An obituary for Bill Fitch on the Holly Springs Funeral Home website Thursday initially did not list Aleita Fitch among the family members, but her name was added later.

Hill said the attorney general sent state “bodyguards” unannounced to Aleita Fitch’s home, the family farm and the hospital where Bill Fitch was being treated, and they took money, firearms and personal belongings from the house without permission.

Lynn Fitch said in court documents that she did not want her stepmother knowing where Bill Fitch was being treated because Aleita Fitch was emotionally and verbally abusive.

John Mayo, the attorney general’s personal lawyer, said the decision to move him was made after consulting her father’s physician.
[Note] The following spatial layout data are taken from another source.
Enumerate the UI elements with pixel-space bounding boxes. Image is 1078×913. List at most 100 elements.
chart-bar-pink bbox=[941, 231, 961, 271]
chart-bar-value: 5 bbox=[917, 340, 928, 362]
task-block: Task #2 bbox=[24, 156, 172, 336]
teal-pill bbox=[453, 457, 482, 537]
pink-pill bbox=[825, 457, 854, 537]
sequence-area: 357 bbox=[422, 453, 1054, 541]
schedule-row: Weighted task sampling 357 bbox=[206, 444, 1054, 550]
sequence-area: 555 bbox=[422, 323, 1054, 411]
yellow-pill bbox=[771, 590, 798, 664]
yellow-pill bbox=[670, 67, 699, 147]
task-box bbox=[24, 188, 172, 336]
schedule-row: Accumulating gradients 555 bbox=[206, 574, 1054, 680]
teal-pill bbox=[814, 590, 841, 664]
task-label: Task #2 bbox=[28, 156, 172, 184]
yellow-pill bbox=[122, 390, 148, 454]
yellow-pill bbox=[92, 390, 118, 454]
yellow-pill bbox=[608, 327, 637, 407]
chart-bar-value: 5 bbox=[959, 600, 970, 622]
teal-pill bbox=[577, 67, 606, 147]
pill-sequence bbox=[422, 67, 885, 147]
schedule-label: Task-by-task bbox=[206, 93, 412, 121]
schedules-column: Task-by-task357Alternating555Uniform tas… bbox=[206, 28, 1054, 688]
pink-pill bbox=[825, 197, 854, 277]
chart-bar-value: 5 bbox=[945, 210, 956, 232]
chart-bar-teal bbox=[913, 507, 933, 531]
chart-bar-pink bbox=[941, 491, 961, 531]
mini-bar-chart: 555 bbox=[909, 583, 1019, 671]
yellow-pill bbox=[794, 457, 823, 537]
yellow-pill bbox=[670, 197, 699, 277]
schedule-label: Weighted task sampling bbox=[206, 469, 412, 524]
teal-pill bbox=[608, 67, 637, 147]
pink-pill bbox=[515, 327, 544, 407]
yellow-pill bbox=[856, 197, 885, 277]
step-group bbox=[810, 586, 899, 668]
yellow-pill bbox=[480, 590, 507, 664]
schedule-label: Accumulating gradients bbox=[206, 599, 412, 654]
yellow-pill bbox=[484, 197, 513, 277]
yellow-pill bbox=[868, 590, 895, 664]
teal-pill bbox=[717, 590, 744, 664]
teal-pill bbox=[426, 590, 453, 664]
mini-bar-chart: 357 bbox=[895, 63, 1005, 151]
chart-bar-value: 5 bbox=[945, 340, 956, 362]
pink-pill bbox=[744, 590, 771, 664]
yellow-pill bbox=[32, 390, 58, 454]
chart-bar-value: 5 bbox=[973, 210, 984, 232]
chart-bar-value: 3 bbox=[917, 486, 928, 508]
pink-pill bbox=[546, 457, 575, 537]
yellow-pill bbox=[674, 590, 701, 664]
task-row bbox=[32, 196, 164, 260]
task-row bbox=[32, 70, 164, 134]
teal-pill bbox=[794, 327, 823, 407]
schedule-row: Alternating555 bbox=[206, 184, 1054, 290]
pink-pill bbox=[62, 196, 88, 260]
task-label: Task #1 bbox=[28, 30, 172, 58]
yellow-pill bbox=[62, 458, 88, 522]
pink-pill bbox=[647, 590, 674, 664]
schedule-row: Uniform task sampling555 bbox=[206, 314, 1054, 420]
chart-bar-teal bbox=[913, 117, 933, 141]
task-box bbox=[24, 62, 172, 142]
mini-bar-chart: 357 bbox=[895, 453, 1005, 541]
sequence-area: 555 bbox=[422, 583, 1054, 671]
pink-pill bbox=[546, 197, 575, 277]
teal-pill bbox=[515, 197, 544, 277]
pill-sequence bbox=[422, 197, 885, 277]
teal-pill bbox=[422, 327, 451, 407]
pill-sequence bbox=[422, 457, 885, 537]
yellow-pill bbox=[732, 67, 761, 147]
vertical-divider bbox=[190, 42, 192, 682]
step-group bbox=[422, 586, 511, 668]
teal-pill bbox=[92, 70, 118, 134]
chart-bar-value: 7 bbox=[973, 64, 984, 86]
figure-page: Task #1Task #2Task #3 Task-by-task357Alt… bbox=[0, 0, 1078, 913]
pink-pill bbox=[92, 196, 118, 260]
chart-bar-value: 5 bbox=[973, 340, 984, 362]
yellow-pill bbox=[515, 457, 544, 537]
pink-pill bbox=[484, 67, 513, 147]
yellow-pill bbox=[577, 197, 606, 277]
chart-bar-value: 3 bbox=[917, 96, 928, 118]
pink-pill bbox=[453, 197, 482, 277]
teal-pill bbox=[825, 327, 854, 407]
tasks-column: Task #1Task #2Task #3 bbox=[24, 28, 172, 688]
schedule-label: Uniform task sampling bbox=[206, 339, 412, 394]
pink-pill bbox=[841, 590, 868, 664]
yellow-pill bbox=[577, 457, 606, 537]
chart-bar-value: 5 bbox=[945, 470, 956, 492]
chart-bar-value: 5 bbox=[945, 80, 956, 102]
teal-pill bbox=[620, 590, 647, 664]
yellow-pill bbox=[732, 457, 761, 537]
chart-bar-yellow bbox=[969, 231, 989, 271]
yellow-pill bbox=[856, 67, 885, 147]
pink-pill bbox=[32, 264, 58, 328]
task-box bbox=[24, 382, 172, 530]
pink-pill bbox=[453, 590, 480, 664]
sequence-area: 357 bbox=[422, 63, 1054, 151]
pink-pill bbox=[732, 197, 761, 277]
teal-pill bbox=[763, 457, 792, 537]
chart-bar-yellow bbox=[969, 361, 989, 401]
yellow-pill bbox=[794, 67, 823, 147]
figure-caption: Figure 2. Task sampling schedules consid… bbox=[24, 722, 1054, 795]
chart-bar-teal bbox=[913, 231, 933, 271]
A hospital staffer filed a vulnerable adult complaint against Aleita Fitch after voicing concerns about her mistreatment of her husband, the lawyer said.

When Lynn Fitch visited her father in the hospital, “he appeared confused, delirious and malnourished, had limited mobility, and was generally unable to care for himself,” the attorney general’s lawyer wrote in a court document.

She said Aleita Fitch failed to tell her and her sister about a stroke and heart attack their father had in January. Bill Fitch also was diagnosed with dementia, and that was not disclosed to his daughters.

Aleita Fitch said Lynn Fitch had been making business decisions for her husband, including the decision to shut down operations at Fitch Farms, a hunting retreat where guests can stay in the home of Confederate general and the first grand wizard of the Ku Klux Klan, Nathan Bedford Forrest. Bill Fitch purchased the Forrest home in Hernando, moved it 40 miles (64 kilometers) to Fitch Farms and restored it.

Lynn Fitch said in court documents she did not seek sole control over her father’s finances but wanted a conservator appointed to prevent Aleita Fitch’s “squandering and endangerment” of assets.